Which, of course, raises a bunch of questions.
Owen Gleiverman at Variety finds the whole project hipper than thou. “It asks us to divide ourselves into the hip and the square. The hip are those who are savvy and brazen enough to look right into the face of the hate that surrounds us and to laugh in a defiance so roguish and knowing that it makes them part of the Insider Intransigence Club. The square are those of us who are not clued-in enough to join that club.”
It is a strange mixture, no doubt. And it faces some hard, hard things from angles we don’t normally come from.
At the end I felt it was a strange film, The term “satire” that’s often used to describe it, certainly doesn’t quite capture it, although its part of it. Mo suggested “fantastic realism.” I kind of like that, sidestepping the traditional term “magical,” and with that the host of assumptions the traditional term brings along. Rather, we’re invited into a passing strange world, where we can see it is in fact the world we live in. It’s just we usually miss how totally weird it is. So, an invitation to look slant…
It basically has three parts. The first is a childhood view of the Nazi regime, somewhere near the end. Jojo’s imaginary best friend is Hitler, but a rather different Hitler than history portrays. Of course. He is, after all, the creation of a ten year old boy. The second part brings the horrors to the front, if a bit cleaner than in the real world, more from the corner of the eye, that slant thing – but it shows, and we see. Horror enough for Jojo. And by extension, for those willing to surrender into the film, horror enough. The third part puts it together. It is perhaps the most “Hollywood” of the parts, and the most criticized. And. It worked for me.The movie is surrealistic. The background music invites us to consider when actually is it taking place. The supporting actors, starting with the hallucinatory Aldolf Hilter played by the movie’s writer and director Taika Waititi give flesh to fantasy. Scarlett Johansson as Rosie brings the power of adult resistance and the danger of it all as a vital thread through the movie. Rebel Wilson underscores the insanity. Thomasin McKenzie does a turn out job as Elsa, if perhaps not given quite enough to work with. Jojo’s best or second best friend Yorki is played by a consistent scene stealing Archie Yates. Stephen Merchant plays a very scary if also insane gestapo officer. And, Sam Rockwell’s Captain Klenzendorf, a failed storm trooper, and probably something more, offers us the sense of decency too easily coopted, but, also…
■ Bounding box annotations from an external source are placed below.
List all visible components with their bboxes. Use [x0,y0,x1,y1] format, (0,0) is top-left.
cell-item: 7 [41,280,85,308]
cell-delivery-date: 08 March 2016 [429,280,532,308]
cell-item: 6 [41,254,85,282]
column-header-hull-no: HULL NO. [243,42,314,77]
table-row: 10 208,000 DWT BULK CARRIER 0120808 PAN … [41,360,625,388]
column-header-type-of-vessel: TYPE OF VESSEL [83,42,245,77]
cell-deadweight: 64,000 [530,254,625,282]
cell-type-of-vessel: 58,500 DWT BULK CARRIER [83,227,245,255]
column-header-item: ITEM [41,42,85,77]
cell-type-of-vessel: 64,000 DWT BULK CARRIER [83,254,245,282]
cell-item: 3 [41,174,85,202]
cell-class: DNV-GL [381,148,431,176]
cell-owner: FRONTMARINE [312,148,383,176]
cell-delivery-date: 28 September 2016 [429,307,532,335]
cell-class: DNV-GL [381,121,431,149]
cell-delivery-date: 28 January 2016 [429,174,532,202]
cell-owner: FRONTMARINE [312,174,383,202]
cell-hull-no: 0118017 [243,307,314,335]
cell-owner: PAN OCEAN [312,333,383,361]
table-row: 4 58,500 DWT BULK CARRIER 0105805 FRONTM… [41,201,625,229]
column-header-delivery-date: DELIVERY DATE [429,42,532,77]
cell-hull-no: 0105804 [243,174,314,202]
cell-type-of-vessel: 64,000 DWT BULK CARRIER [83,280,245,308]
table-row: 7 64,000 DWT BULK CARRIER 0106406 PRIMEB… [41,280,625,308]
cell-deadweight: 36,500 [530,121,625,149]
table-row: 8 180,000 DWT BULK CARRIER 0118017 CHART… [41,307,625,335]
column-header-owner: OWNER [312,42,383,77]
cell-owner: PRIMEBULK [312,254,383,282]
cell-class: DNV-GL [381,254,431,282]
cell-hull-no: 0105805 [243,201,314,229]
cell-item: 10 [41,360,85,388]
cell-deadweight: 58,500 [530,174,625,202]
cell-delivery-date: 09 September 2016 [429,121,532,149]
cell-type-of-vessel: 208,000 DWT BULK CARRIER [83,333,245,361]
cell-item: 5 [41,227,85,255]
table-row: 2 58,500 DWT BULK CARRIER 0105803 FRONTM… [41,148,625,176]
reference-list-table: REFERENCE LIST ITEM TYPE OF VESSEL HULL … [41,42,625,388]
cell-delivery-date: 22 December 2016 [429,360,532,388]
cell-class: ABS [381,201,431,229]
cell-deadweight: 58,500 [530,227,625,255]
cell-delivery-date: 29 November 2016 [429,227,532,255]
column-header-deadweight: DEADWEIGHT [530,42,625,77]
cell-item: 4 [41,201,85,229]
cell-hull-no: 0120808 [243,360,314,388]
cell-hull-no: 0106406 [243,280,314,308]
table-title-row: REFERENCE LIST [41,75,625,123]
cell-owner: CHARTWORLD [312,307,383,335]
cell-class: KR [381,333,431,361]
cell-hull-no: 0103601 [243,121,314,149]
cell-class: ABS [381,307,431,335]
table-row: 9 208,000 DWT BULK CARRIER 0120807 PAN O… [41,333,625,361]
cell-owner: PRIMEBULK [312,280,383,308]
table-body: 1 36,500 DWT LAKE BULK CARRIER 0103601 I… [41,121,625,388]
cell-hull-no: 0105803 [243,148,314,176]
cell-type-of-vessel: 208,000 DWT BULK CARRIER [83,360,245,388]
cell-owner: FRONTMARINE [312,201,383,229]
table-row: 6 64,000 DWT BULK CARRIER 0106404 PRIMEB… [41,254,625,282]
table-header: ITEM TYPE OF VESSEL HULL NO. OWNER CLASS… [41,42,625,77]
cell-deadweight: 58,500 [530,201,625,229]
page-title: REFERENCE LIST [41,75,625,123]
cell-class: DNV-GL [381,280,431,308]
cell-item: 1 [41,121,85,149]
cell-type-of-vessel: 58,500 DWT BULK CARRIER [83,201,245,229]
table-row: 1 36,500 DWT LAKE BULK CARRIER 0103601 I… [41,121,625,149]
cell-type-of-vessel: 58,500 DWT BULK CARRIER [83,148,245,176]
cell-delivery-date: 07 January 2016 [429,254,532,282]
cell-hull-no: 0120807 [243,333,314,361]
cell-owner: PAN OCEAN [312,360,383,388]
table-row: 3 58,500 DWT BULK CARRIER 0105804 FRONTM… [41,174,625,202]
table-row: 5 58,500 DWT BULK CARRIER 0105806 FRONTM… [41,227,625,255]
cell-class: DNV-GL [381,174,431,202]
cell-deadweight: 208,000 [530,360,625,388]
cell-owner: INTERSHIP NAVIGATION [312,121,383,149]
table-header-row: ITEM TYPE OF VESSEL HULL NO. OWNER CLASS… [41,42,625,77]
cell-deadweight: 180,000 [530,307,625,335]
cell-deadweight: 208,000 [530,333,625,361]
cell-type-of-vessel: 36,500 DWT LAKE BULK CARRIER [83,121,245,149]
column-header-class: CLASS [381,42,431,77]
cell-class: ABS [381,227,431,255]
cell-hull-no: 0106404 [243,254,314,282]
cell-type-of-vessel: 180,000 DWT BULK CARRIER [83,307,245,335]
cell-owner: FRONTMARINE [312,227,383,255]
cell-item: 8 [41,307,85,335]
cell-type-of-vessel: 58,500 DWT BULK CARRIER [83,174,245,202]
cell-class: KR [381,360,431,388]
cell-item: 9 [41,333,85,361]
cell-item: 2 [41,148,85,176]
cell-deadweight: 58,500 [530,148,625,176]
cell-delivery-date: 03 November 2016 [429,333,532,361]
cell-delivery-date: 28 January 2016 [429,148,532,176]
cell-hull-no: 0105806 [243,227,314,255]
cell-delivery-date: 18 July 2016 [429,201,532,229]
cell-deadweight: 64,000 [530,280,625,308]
Roman Griffin Davis is Jojo. And he brings everything we could hope for in his ten year old boy raised in Nazi Germany.
Jojo Rabbit is based on the novel Caging Skies by Christine Leunens.
Over at Rotten Tomatoes, seventy-nine percent of some two hundred and sixty-two professionals gave it a thumb’s up. While ninety-seven percent of non-professional viewers who choose to offer an opinion liked Jojo Rabbit.
Passing strange. All of it. And a fair question is, is it asking us to be hip and detached? I think someone can fairly see that in the movie. But, bottom line, I suggest no.
And, I’m still processing.
Jojo Rabbit invites. And it gives us just enough space to see.
Fascism is again a growing threat.
Maybe this film will remind some of us why it is a threat. Presented in only a mildly threatening way. But, for me, threatening enough. And maybe the right mix for a lot of us.
And, it offers hope. Not unmixed. It has its horrors. How could it not? But, there is hope in this film that extends to all of us.